La cloche du couvent des carmes déchaussés sonna huit coups. Un peu plus tard, comme répondant à son signal, un bruit de sabots se fit entendre au bout de la ruelle, derrière l’angle que formait le mur du couvent. Diego Alatriste regarda dans la direction de l’ombre tapie contre la petite porte et le sifflotement de l’Italien lui indiqua qu’il était lui aussi en alerte. Le capitaine dégrafa sa cape, s’en défit pour qu’elle ne le gênât point dans ses mouvements, la plia et la déposa sous le porche. Puis il fixa les yeux sur l’angle de la rue éclairé par la lanterne. Deux chevaux s’approchaient lentement. La lumière jaunâtre arracha un reflet d’acier nu dans la cachette de l’Italien.

Le capitaine ajusta son gilet de cuir et tira son épée. Le bruit des sabots résonnait maintenant au bout de la rue et une première ombre commença à se profiler sur le mur, énorme, disproportionnée. Alatriste prit cinq ou six grandes respirations pour chasser les mauvaises humeurs de ses poumons. Puis, l’esprit plus clair, il sortit de l’ombre du porche, l’épée dans la main droite, sa dague biscayenne dans la gauche.
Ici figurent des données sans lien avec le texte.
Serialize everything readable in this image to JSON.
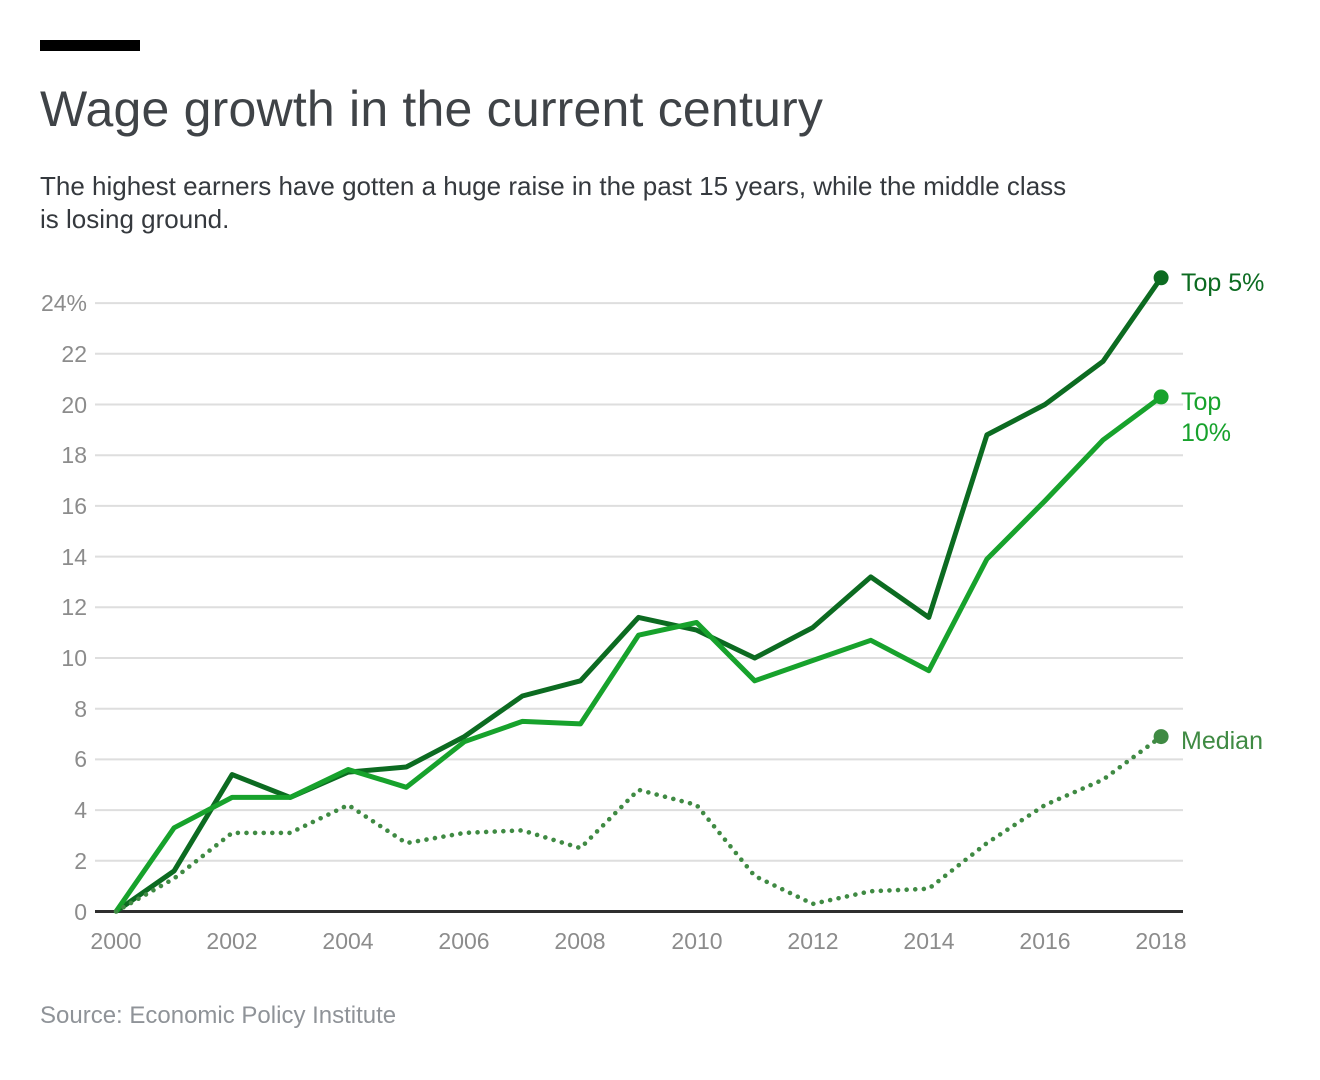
{
  "page": {
    "kicker_bar_color": "#000000",
    "title": "Wage growth in the current century",
    "subtitle_lines": [
      "The highest earners have gotten a huge raise in the past 15 years, while the middle class",
      "is losing ground."
    ],
    "source": "Source: Economic Policy Institute"
  },
  "colors": {
    "background": "#ffffff",
    "title_text": "#3f4347",
    "subtitle_text": "#35393e",
    "source_text": "#8f9398",
    "tick_label_text": "#8c8c8c",
    "gridline": "#dedede",
    "axis_line": "#2f2f2f",
    "top5_green": "#0c6b21",
    "top10_green": "#17a22c",
    "median_green": "#3f8a43"
  },
  "chart_data": {
    "type": "line",
    "title": "Wage growth in the current century",
    "xlabel": "",
    "ylabel": "",
    "grid": "horizontal",
    "legend_position": "right of line endpoints",
    "xlim": [
      2000,
      2018
    ],
    "ylim": [
      0,
      25.2
    ],
    "x": [
      2000,
      2001,
      2002,
      2003,
      2004,
      2005,
      2006,
      2007,
      2008,
      2009,
      2010,
      2011,
      2012,
      2013,
      2014,
      2015,
      2016,
      2017,
      2018
    ],
    "x_ticks": [
      2000,
      2002,
      2004,
      2006,
      2008,
      2010,
      2012,
      2014,
      2016,
      2018
    ],
    "y_ticks": [
      0,
      2,
      4,
      6,
      8,
      10,
      12,
      14,
      16,
      18,
      20,
      22,
      24
    ],
    "y_tick_labels": [
      "0",
      "2",
      "4",
      "6",
      "8",
      "10",
      "12",
      "14",
      "16",
      "18",
      "20",
      "22",
      "24%"
    ],
    "series": [
      {
        "name": "Top 5%",
        "color": "#0c6b21",
        "style": "solid",
        "end_dot": true,
        "values": [
          0,
          1.6,
          5.4,
          4.5,
          5.5,
          5.7,
          6.9,
          8.5,
          9.1,
          11.6,
          11.1,
          10.0,
          11.2,
          13.2,
          11.6,
          18.8,
          20.0,
          21.7,
          25.0
        ]
      },
      {
        "name": "Top 10%",
        "color": "#17a22c",
        "style": "solid",
        "end_dot": true,
        "values": [
          0,
          3.3,
          4.5,
          4.5,
          5.6,
          4.9,
          6.7,
          7.5,
          7.4,
          10.9,
          11.4,
          9.1,
          9.9,
          10.7,
          9.5,
          13.9,
          16.2,
          18.6,
          20.3
        ]
      },
      {
        "name": "Median",
        "color": "#3f8a43",
        "style": "dotted",
        "end_dot": true,
        "values": [
          0,
          1.3,
          3.1,
          3.1,
          4.2,
          2.7,
          3.1,
          3.2,
          2.5,
          4.8,
          4.2,
          1.4,
          0.3,
          0.8,
          0.9,
          2.7,
          4.2,
          5.2,
          6.9
        ]
      }
    ]
  }
}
À quelques pas, une forme jaillit des ténèbres de la petite porte, un éclair métallique dans chaque main, et rejoignit le capitaine pour se porter à la rencontre des deux silhouettes que la lanterne faisait déjà se découper sur le mur. Un pas, deux pas, un autre encore. Tout était diablement proche dans cette ruelle et, arrivées au coin, les ombres se rencontrèrent dans la confusion : éclairs d’acier, yeux écarquillés par la surprise, brusque respiration de l’Italien quand il choisit sa victime et se précipita en avant. Les deux voyageurs venaient à pied et tenaient leurs chevaux par les rênes. Tout fut très facile au début, sauf quand Alatriste hésita entre les deux hommes, cherchant à reconnaître le sien. L’Italien fut plus rapide, ou tarda moins à improviser. Toujours est-il que le capitaine le sentit se glisser contre lui comme un souffle et foncer sur le plus proche des hommes qui leur faisaient face, soit qu’il eût reconnu sa proie, soit que, indifférent à l’accord qui leur assignait à chacun une victime, il se fût lancé sur celui qui marchait en tête et avait ainsi moins de temps pour se prémunir contre l’attaque. En tout cas, il ne s’était pas trompé car Alatriste put voir le jeune homme blond, vêtu d’un costume marron, tenant par les rênes un cheval bai, pousser une exclamation en sautant de côté pour esquiver miraculeusement le coup que l’Italien venait de lui porter sans lui laisser le temps de mettre la main à l’épée.